Another influential lifestyle factor in our study is the opposed E + P use that contributes to the lifetime cumulative exposure to estrogen. Synthetic progestin is a well-established risk factor for breast cancer97,98,99, with an affinity for androgen and mineralocorticoid receptors, leading to cell proliferation and anti-apoptosis97,100. Further, the joint effect of E + P use with the SNPs was profound in the non-obese subgroups, suggesting complementary pathways of sex hormones and obesity (i.e., the effect of sex hormones maximized in non-obese individuals with relatively lower hormone levels).

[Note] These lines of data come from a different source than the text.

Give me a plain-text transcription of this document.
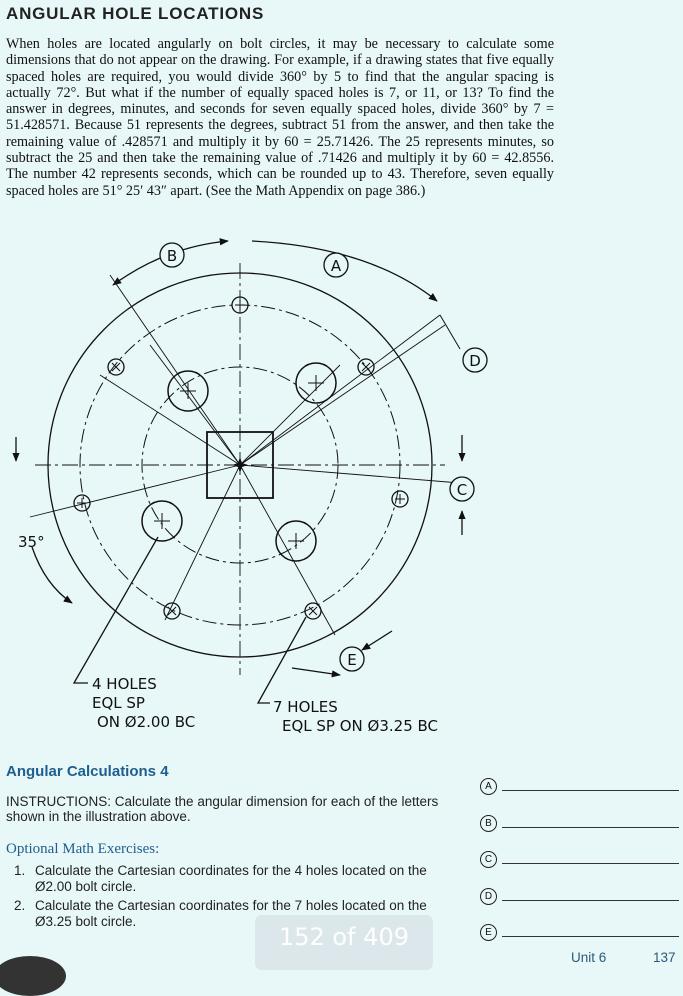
ANGULAR HOLE LOCATIONS

When holes are located angularly on bolt circles, it may be necessary to calculate some dimensions that do not appear on the drawing. For example, if a drawing states that five equally spaced holes are required, you would divide 360° by 5 to find that the angular spacing is actually 72°. But what if the number of equally spaced holes is 7, or 11, or 13? To find the answer in degrees, minutes, and seconds for seven equally spaced holes, divide 360° by 7 = 51.428571. Because 51 represents the degrees, subtract 51 from the answer, and then take the remaining value of .428571 and multiply it by 60 = 25.71426. The 25 represents minutes, so subtract the 25 and then take the remaining value of .71426 and multiply it by 60 = 42.8556. The number 42 represents seconds, which can be rounded up to 43. Therefore, seven equally spaced holes are 51° 25′ 43″ apart. (See the Math Appendix on page 386.)

B
A
D
C
E
35°
4 HOLES
EQL SP
ON Ø2.00 BC
7 HOLES
EQL SP ON Ø3.25 BC
Angular Calculations 4
INSTRUCTIONS: Calculate the angular dimension for each of the letters shown in the illustration above.
Optional Math Exercises:
1. Calculate the Cartesian coordinates for the 4 holes located on the Ø2.00 bolt circle.
2. Calculate the Cartesian coordinates for the 7 holes located on the Ø3.25 bolt circle.
A
B
C
D
E
152 of 409
Unit 6	137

The amounts of daily dietary alcohol intake were obtained from self-reported food frequency questionnaires and then validated to be highly correlated with 1 month of food-diary records (r = 0.9)101. In addition, we confined our study population to non-Hispanic white postmenopausal women, limiting the generalizability of our study findings to other populations. Due to insufficient statistical power, we were unable to investigate the molecular subtypes of breast cancer. Despite several benefits from the 2-stage RSF multimodal and GMDR approaches, it can overfit the model owing to complicated analysis tasks, particularly in relatively small subgroups, so our results need to be replicated in an independent study with a large sample size.

Overall, in this study, the SNPs in proinflammatory cytokines previously identified as genome-wide significant had a synergistic effect on breast cancer risk by combining with lifestyle factors, including alcohol intake, lifetime cumulative exposure to estrogen, and obesity. Our findings warrant molecular biologic studies such as gene signature and aberrant cell signaling in relation to breast cancer in postmenopausal women who have a history of alcohol intake and estrogen use by different levels of obesity and related lifestyles. Our study may contribute to improved prediction accuracy and the ability to assess breast cancer risk, and suggest potential interventions for women who carry the risk genotypes, such as partial or absolute abstinence from alcohol intake, shorter duration of hormone therapy, and better weight control, potentially leading to an improved impact on the epigenetic aberrations and thus reducing the risk of breast cancer.